From: L' Ermit (lhermit@hotmail.com)
Date: Mon Jan 28 2002 - 00:22:15 MST
[Joe Dees] Matter and energy have to be conserved, not information.  
Information is comprised of a configuration of matter/energy rather than 
matter/energy itself; Matter/energy can be transmuted, either into the 
other, but not created or destroyed; such conservation laws do not apply to 
information, for no logical or physical exigency demands that the sum total 
of configurational complexity, meaningful or otherwise, must be conserved. I 
can wipe out a detailed, complex sand-mandala into a practically random 
scattering of grains with a few wipes of my hand.
[Hermit] There is such a law, which while an inevitable corollary to 
Heisenberg [Position or spin, but not both] is even more a consequence of 
the principles of quantum theory. Information cannot "evaporate" as 
otherwise I could e.g. figure out the spin of a particle today, and in a 
while work out it's location.
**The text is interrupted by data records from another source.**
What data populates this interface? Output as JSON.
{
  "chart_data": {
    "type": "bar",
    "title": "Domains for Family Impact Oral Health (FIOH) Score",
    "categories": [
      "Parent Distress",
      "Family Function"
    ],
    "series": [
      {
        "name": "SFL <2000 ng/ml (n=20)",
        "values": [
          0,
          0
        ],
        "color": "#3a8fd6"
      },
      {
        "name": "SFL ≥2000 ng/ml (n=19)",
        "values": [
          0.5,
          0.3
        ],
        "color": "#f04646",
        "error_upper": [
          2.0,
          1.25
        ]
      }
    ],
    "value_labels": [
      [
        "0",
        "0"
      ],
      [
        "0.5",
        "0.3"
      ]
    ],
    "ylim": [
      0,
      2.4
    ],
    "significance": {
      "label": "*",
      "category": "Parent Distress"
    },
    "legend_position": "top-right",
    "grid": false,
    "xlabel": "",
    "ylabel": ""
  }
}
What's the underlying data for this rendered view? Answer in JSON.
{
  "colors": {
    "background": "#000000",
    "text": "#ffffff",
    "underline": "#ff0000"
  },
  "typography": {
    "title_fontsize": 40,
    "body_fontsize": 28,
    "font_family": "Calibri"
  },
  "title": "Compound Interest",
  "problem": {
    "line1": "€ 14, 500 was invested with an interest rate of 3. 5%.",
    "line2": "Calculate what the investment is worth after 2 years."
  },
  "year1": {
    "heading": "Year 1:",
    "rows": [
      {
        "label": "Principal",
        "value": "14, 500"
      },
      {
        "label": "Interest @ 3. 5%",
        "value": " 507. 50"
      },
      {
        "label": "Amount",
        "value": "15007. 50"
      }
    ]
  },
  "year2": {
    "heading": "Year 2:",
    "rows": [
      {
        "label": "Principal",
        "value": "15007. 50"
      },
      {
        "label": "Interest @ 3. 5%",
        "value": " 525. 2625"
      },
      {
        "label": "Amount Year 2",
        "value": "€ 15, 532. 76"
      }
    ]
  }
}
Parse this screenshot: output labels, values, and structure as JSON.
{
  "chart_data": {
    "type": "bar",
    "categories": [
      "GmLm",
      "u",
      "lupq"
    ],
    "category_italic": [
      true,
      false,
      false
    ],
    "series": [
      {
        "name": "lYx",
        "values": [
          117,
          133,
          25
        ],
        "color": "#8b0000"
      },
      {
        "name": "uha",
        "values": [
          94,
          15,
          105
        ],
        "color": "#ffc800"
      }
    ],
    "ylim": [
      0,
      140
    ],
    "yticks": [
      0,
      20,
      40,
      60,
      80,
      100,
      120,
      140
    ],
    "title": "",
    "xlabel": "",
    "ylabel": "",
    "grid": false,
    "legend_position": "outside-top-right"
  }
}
In fact, I cannot do that. If I try it, the 
particle will evaporate. Thus the information has to be preserved at the 
quantum level. The question was generalized as the "Black Hole Information 
Paradox" which was one of the millennium physics challenges. Simplifying, 
when a particle in a quantum-mechanically pure state disappears into a black 
hole, its state changes to a thermal one; it now has a particular 
temperature. This constitutes a fundamental violation of the laws of quantum 
theory. Hawking has shown that this violation is resolved by addressing the 
color/location information, and that this must survive the evaporation of 
particles at the event horizon and has also shown that Hawking Radiation 
cannot carry information. So revoking this hypothesis which is now so well 
confirmed that it is regarded as a law, also revokes QM, superstring theory 
(which requires the persistence of information as a precursor) and what we 
currently accept as a workable model for understanding black-holes and 
universe formation.
[Hermit] This is one of those places where QM drives over "common sense" 
with a steam-roller. I suggest that you visit:
[url=http://www.physics.ucsb.edu/~strings/superstrings/][/url]
[url=http://www.superstringtheory.com/][/url]
for general background and
[url=http://www.teorfys.uu.se/COURSES/exjobb/paradox.pdf]The Black Hole 
Information Paradox, Keizo Matsubara[/url] For a discussion of this issue in 
particular.
[Hermit] You might also find 
[url=http://www.amazon.com/exec/obidos/ASIN/055380202X/thehermit0d]The 
Universe in a Nutshell by Stephen Hawking[/url] offers an accessible 
discussion of the issue and Hawking's conclusions.
[Joe Dees] The term "universii" is a contradiction in terms, if we hold to 
the definition of universe as all-that-is.  If such a 
nodal-with-axonal-connections thing were discovered to exist, then it would, 
by definition, in its entirety be the universe, and its very discovery would 
be impossible without a transfer of matter/energy, whether informationally 
configured or otherwise.
[Hermit] I think that we are having a disagreement between set theory and 
cosmology. The probable existence of an infinity of universii is an 
inevitable consequence of the fact that superstring theory predicts their 
creation, that their basic laws may be anything (as ours could have prior to 
the first three minutes(Weinberg)) and that within a Universe the laws have 
to be the same (Einstein). So a Universe within a Universe with different 
fundamental laws would be a far greater paradox than another Universe.